Varesi stupisce, di nuovo, per la rara abilità con cui intreccia un ordito narrativo ineccepibile a uno scavo psicologico di non comune finezza. Personaggi seriali – Soneri, Angela, il questore, la pm, i collaboratori del commissariato – risultano rinfrescati da riflessioni inattese, espressioni sorprendenti, verosimili mutamenti per il trascorrere del tempo.
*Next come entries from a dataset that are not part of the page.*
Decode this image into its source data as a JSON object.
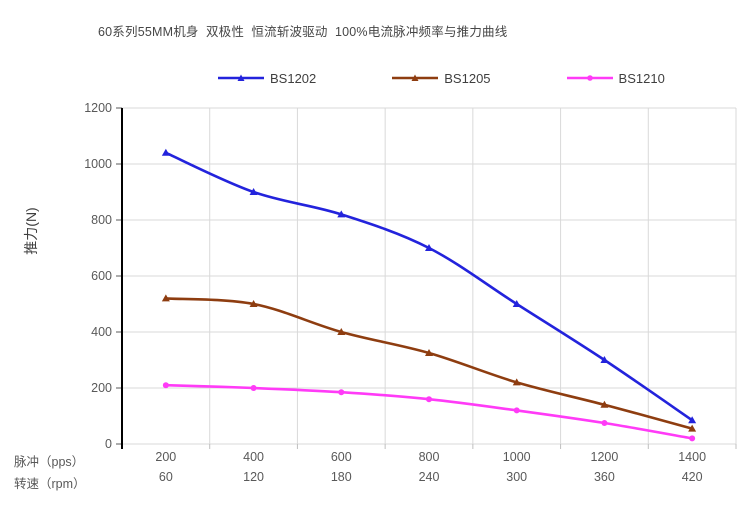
{
  "chart_data": {
    "type": "line",
    "title": "60系列55MM机身  双极性  恒流斩波驱动  100%电流脉冲频率与推力曲线",
    "ylabel": "推力(N)",
    "ylim": [
      0,
      1200
    ],
    "ytick_step": 200,
    "grid": true,
    "legend_position": "top",
    "x_rows": [
      {
        "label": "脉冲（pps）",
        "values": [
          200,
          400,
          600,
          800,
          1000,
          1200,
          1400
        ]
      },
      {
        "label": "转速（rpm）",
        "values": [
          60,
          120,
          180,
          240,
          300,
          360,
          420
        ]
      }
    ],
    "series": [
      {
        "name": "BS1202",
        "color": "#2323dc",
        "marker": "triangle",
        "values": [
          1040,
          900,
          820,
          700,
          500,
          300,
          85
        ]
      },
      {
        "name": "BS1205",
        "color": "#8e3d10",
        "marker": "triangle",
        "values": [
          520,
          500,
          400,
          325,
          220,
          140,
          55
        ]
      },
      {
        "name": "BS1210",
        "color": "#ff3bf7",
        "marker": "circle",
        "values": [
          210,
          200,
          185,
          160,
          120,
          75,
          20
        ]
      }
    ],
    "colors": {
      "axis": "#000000",
      "grid": "#d9d9d9",
      "tick_mark": "#bfbfbf",
      "text": "#595959"
    }
  }
}
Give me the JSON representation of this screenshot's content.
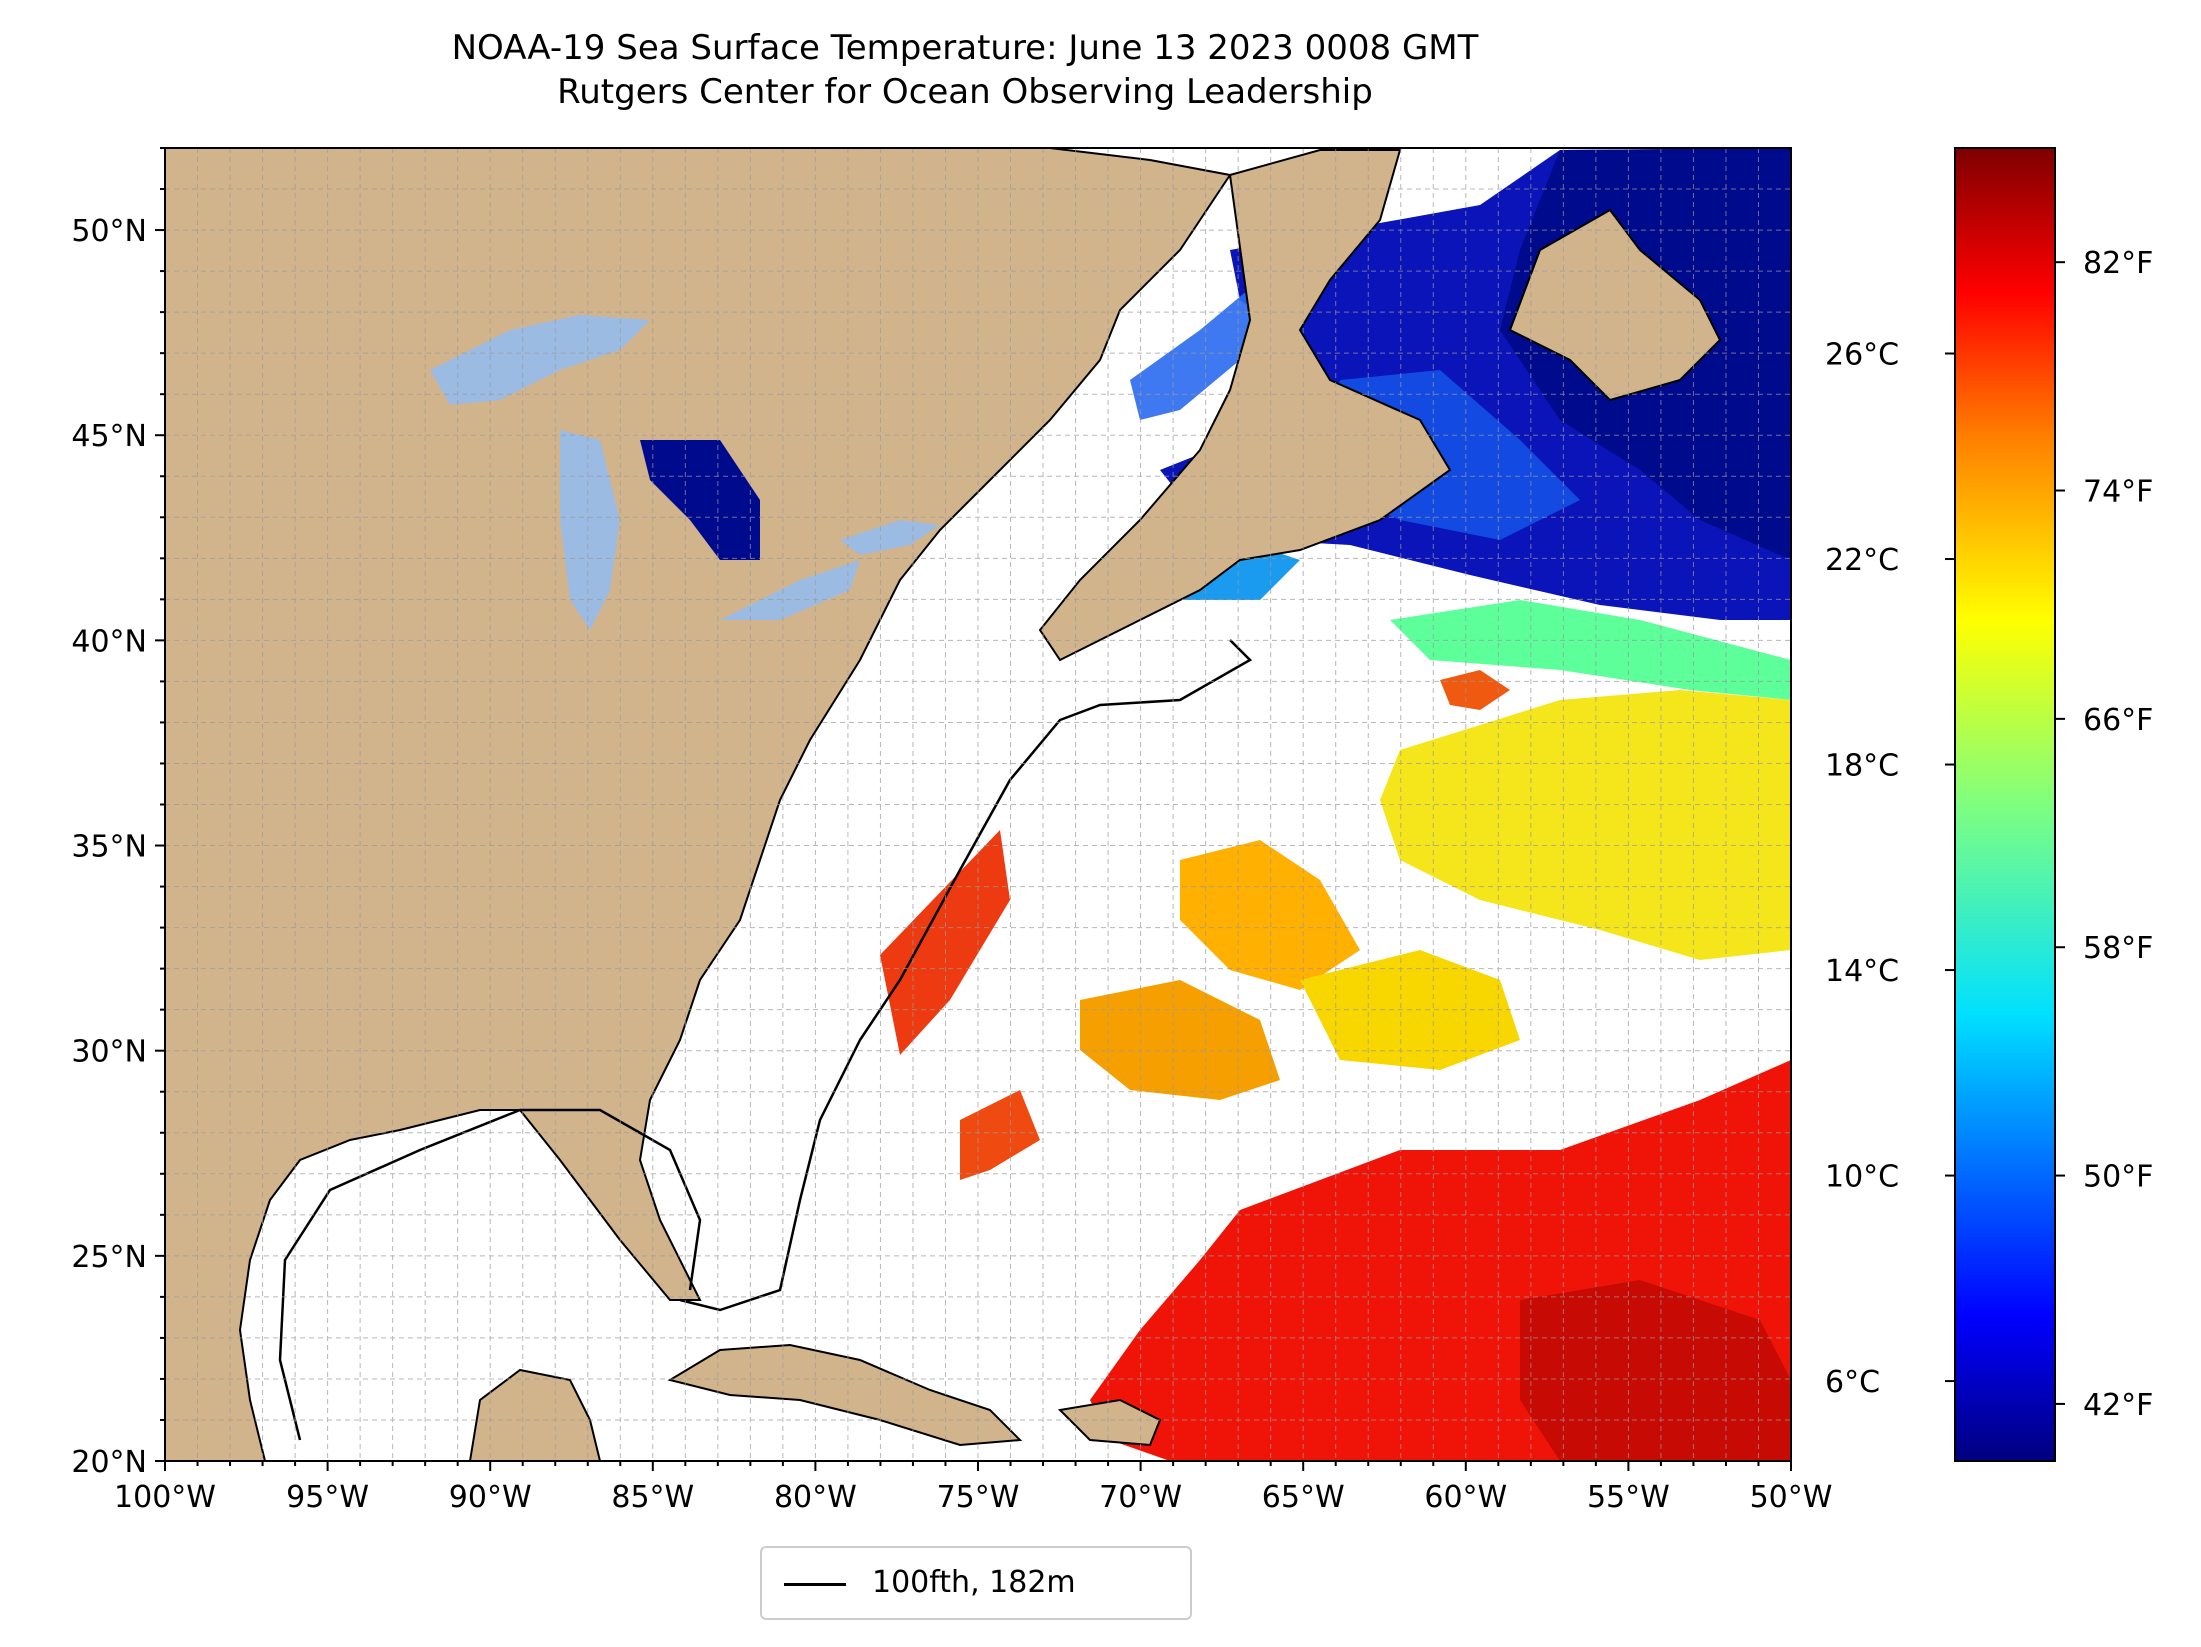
{
  "title": {
    "line1": "NOAA-19 Sea Surface Temperature: June 13 2023 0008 GMT",
    "line2": "Rutgers Center for Ocean Observing Leadership"
  },
  "map": {
    "lon_ticks": [
      {
        "value": -100,
        "label": "100°W"
      },
      {
        "value": -95,
        "label": "95°W"
      },
      {
        "value": -90,
        "label": "90°W"
      },
      {
        "value": -85,
        "label": "85°W"
      },
      {
        "value": -80,
        "label": "80°W"
      },
      {
        "value": -75,
        "label": "75°W"
      },
      {
        "value": -70,
        "label": "70°W"
      },
      {
        "value": -65,
        "label": "65°W"
      },
      {
        "value": -60,
        "label": "60°W"
      },
      {
        "value": -55,
        "label": "55°W"
      },
      {
        "value": -50,
        "label": "50°W"
      }
    ],
    "lat_ticks": [
      {
        "value": 20,
        "label": "20°N"
      },
      {
        "value": 25,
        "label": "25°N"
      },
      {
        "value": 30,
        "label": "30°N"
      },
      {
        "value": 35,
        "label": "35°N"
      },
      {
        "value": 40,
        "label": "40°N"
      },
      {
        "value": 45,
        "label": "45°N"
      },
      {
        "value": 50,
        "label": "50°N"
      }
    ],
    "lon_range": [
      -100,
      -50
    ],
    "lat_range": [
      20,
      52
    ],
    "gridlines": true,
    "colors": {
      "land": "#d2b48c",
      "lakes": "#9cbbe2",
      "no_data": "#ffffff"
    }
  },
  "colorbar": {
    "celsius_ticks": [
      {
        "value": 6,
        "label": "6°C"
      },
      {
        "value": 10,
        "label": "10°C"
      },
      {
        "value": 14,
        "label": "14°C"
      },
      {
        "value": 18,
        "label": "18°C"
      },
      {
        "value": 22,
        "label": "22°C"
      },
      {
        "value": 26,
        "label": "26°C"
      }
    ],
    "fahrenheit_ticks": [
      {
        "value": 42,
        "label": "42°F"
      },
      {
        "value": 50,
        "label": "50°F"
      },
      {
        "value": 58,
        "label": "58°F"
      },
      {
        "value": 66,
        "label": "66°F"
      },
      {
        "value": 74,
        "label": "74°F"
      },
      {
        "value": 82,
        "label": "82°F"
      }
    ],
    "range_f": [
      40,
      86
    ],
    "colormap": [
      "#00007f",
      "#0000ff",
      "#007fff",
      "#00ffff",
      "#7fff7f",
      "#ffff00",
      "#ff7f00",
      "#ff0000",
      "#7f0000"
    ]
  },
  "legend": {
    "label": "100fth, 182m"
  }
}
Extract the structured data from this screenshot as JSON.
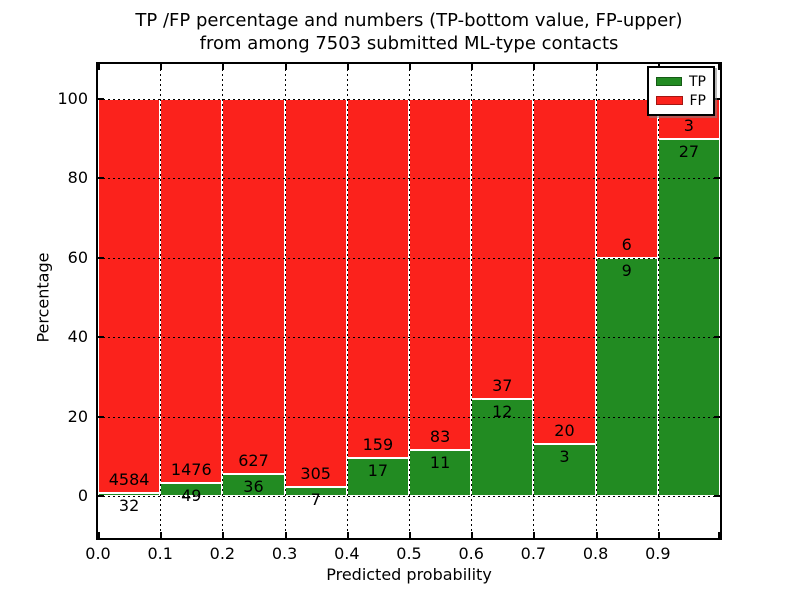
{
  "figure": {
    "title_line1": "TP /FP percentage and numbers (TP-bottom value, FP-upper)",
    "title_line2": "from among 7503 submitted ML-type contacts"
  },
  "axes": {
    "xlabel": "Predicted probability",
    "ylabel": "Percentage",
    "ytick_values": [
      0,
      20,
      40,
      60,
      80,
      100
    ],
    "ytick_labels": [
      "0",
      "20",
      "40",
      "60",
      "80",
      "100"
    ],
    "xtick_labels": [
      "0.0",
      "0.1",
      "0.2",
      "0.3",
      "0.4",
      "0.5",
      "0.6",
      "0.7",
      "0.8",
      "0.9"
    ],
    "grid": true
  },
  "legend": {
    "position": "upper-right",
    "items": [
      {
        "label": "TP",
        "color": "#228b22"
      },
      {
        "label": "FP",
        "color": "#fb221c"
      }
    ]
  },
  "chart_data": {
    "type": "bar",
    "stacked": true,
    "normalized_to_percent": true,
    "title": "TP /FP percentage and numbers (TP-bottom value, FP-upper) from among 7503 submitted ML-type contacts",
    "xlabel": "Predicted probability",
    "ylabel": "Percentage",
    "xlim": [
      0.0,
      1.0
    ],
    "ylim": [
      -11,
      109
    ],
    "x_bins": [
      [
        0.0,
        0.1
      ],
      [
        0.1,
        0.2
      ],
      [
        0.2,
        0.3
      ],
      [
        0.3,
        0.4
      ],
      [
        0.4,
        0.5
      ],
      [
        0.5,
        0.6
      ],
      [
        0.6,
        0.7
      ],
      [
        0.7,
        0.8
      ],
      [
        0.8,
        0.9
      ],
      [
        0.9,
        1.0
      ]
    ],
    "series": [
      {
        "name": "TP",
        "color": "#228b22",
        "counts": [
          32,
          49,
          36,
          7,
          17,
          11,
          12,
          3,
          9,
          27
        ]
      },
      {
        "name": "FP",
        "color": "#fb221c",
        "counts": [
          4584,
          1476,
          627,
          305,
          159,
          83,
          37,
          20,
          6,
          3
        ]
      }
    ],
    "tp_percent_per_bin": [
      0.69,
      3.21,
      5.43,
      2.24,
      9.66,
      11.7,
      24.49,
      13.04,
      60.0,
      90.0
    ],
    "total_contacts": 7503,
    "annotation_note": "FP count above boundary, TP count below boundary",
    "bar_edge_color": "#ffffff"
  }
}
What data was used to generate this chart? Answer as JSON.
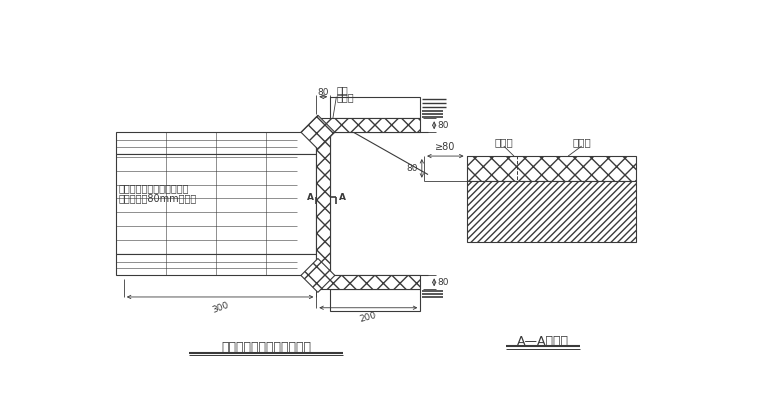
{
  "lc": "#3a3a3a",
  "title1": "门窗洞口附加网格布示意图",
  "title2": "A—A剑面图",
  "label_fujia": "附加",
  "label_wanggebu_top": "网格布",
  "label_wanggebu_r": "网格布",
  "label_jisueban": "挤塑板",
  "label_contact1": "与墙体接触一面用粘结砂浆",
  "label_contact2": "预粘不小于80mm网格布",
  "dim_80_top": "80",
  "dim_80_r1": "80",
  "dim_80_r2": "80",
  "dim_ge80": "≥80",
  "dim_300": "300",
  "dim_200": "200",
  "label_A": "A"
}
Nuovi personaggi appaiono disegnati con pochi tratti di penna o a figura intera, ma tutti vividi e umanissimi: in primis lo sconosciuto alla ricerca di un nome che a ogni pagina acquista spessore e dignità, ma anche i membri del Circolo Nautico di Torricella, i Gallerani signori del fiume, i disagiati psichici di Villa Serena, che un nome ce l’hanno ma non più una degna credibilità.
L’ambientazione fluviale è attenta a catturare ogni sfumatura degli infiniti mutamenti atmosferici che si avvicendano lungo le rive, in una resa di tale suggestione cromatica da ricordare le tele intrise di nebbia di Galliano Cagnolati, il pittore del Po cui sembra essersi ispirato Bernardo Bertolucci per il suo Novecento.
Varesi insomma continua a sorprendere, anche per un lessico duttile quant’altri mai, un ritmo narrativo che pare assecondare la stessa placidità o irruenza del fiume, dialoghi coloriti e all’infinito diversificati.
Varesi soprattutto cattura il lettore, da anni e senza mai rinunciare alle note distintive della sua voce narrativa, perché a rinnovarle e a renderle fuori dell’ordinario esiste una qualità che non molti autori possiedono, una grande anima che al suo pubblico arriva con inusuale empatia.